Pandas from China caught up in Belgium's political schism
Belgian PM accused of directing gifts from China away from Flanders to French-speaking south
A red carpet welcome awaits two distinguished Chinese visitors to Belgium today. Arriving at Brussels airport on a chartered Boeing 747, the couple and their entourage will be met on the tarmac by Belgian Prime Minister Elio Di Rupo before being whisked to their new home: a zoo.

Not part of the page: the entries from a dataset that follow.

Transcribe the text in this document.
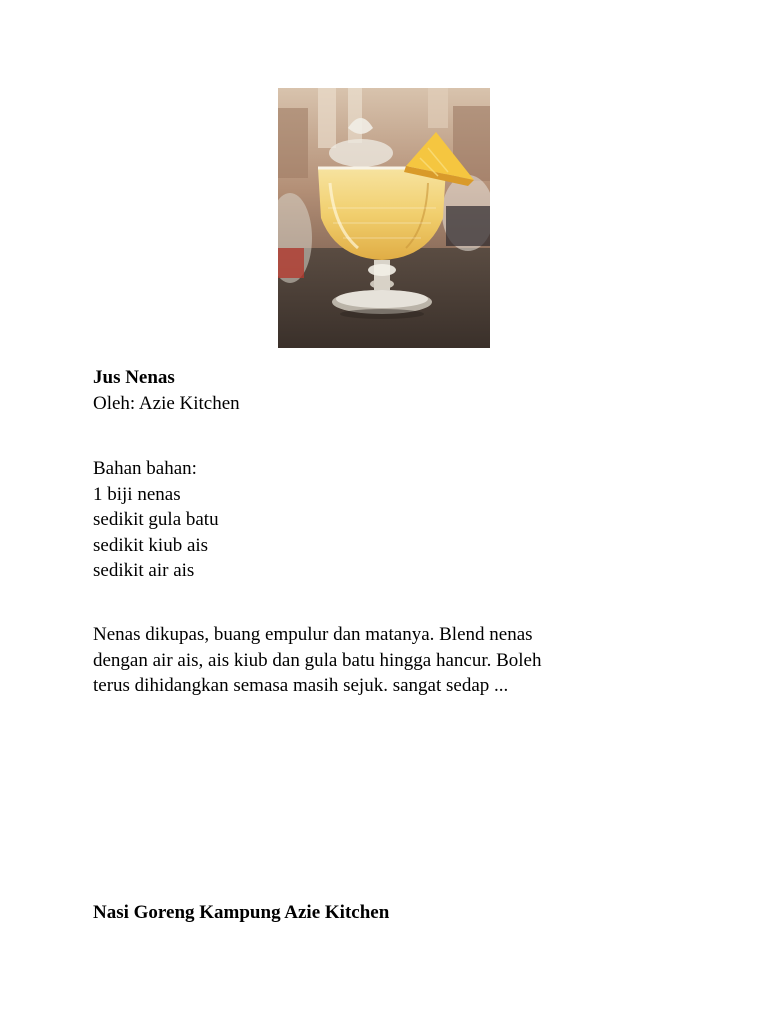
Jus Nenas
Oleh: Azie Kitchen
Bahan bahan:
1 biji nenas
sedikit gula batu
sedikit kiub ais
sedikit air ais
Nenas dikupas, buang empulur dan matanya. Blend nenas
dengan air ais, ais kiub dan gula batu hingga hancur. Boleh
terus dihidangkan semasa masih sejuk. sangat sedap ...
Nasi Goreng Kampung Azie Kitchen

The two - male panda Xing Hui (which means Twinkling Star) and female Hao Hao (Cute) - are already celebrities. They have their own Twitter feed and Hao Hao was voted China's favourite panda at the international Giant Panda Zoo Awards last year. But their imminent arrival in Belgium has prompted political infighting, with Flanders grumbling that the country's oldest and best-known zoo, in Antwerp, was deliberately snubbed by the French-speaking Di Rupo when he helped broker the deal to bring the pandas to Belgium.

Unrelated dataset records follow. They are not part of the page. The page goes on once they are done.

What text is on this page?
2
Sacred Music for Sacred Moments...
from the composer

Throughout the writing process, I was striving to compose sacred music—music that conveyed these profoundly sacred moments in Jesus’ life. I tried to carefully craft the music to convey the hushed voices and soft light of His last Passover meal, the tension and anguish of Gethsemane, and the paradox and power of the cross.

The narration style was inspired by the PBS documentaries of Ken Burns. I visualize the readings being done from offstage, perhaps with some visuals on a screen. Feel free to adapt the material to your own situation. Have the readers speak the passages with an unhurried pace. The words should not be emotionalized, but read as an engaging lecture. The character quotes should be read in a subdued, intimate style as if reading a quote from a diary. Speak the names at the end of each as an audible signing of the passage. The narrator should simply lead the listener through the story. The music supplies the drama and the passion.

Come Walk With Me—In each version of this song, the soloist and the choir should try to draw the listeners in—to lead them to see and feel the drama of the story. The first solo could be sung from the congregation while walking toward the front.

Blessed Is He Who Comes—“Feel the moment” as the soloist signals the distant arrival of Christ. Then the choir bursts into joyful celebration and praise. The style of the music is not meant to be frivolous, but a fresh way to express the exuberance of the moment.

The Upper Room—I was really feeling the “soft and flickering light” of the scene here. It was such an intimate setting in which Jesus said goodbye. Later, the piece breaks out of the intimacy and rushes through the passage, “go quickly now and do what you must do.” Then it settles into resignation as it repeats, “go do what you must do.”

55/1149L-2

The pandas will stay in the Pairi Daiza animal park near Mons, the city where Di Rupo is mayor. But Antwerp zoo, founded in 1843 - just 13 years after Belgium's independence - insists its pedigree and prestige should have made it the first choice.
A zoo spokesman said it was better equipped to host the two four-year-olds, having accommodated two other pandas in 1987. "All in all we are rather surprised that the prime minister did not think of us," a spokesman said.
Zuhal Demir, an MP with the Flemish separatist N-VA party, has accused the prime minister of blatant favouritism.
"Di Rupo made a political choice," Demir said. "He was not acting as prime minister of all Belgians."
However, Pairi Daiza's founder and owner, Eric Domb, insists the zoo was scrupulous in its application for the pandas. "The pandas are Chinese, not Walloon or Flemish," he said.
Pairi Daiza is Belgium's most popular zoo, with 1.25 million visitors last year. Antwerp Zoo, however, saw visitor numbers stagnate at 840,000.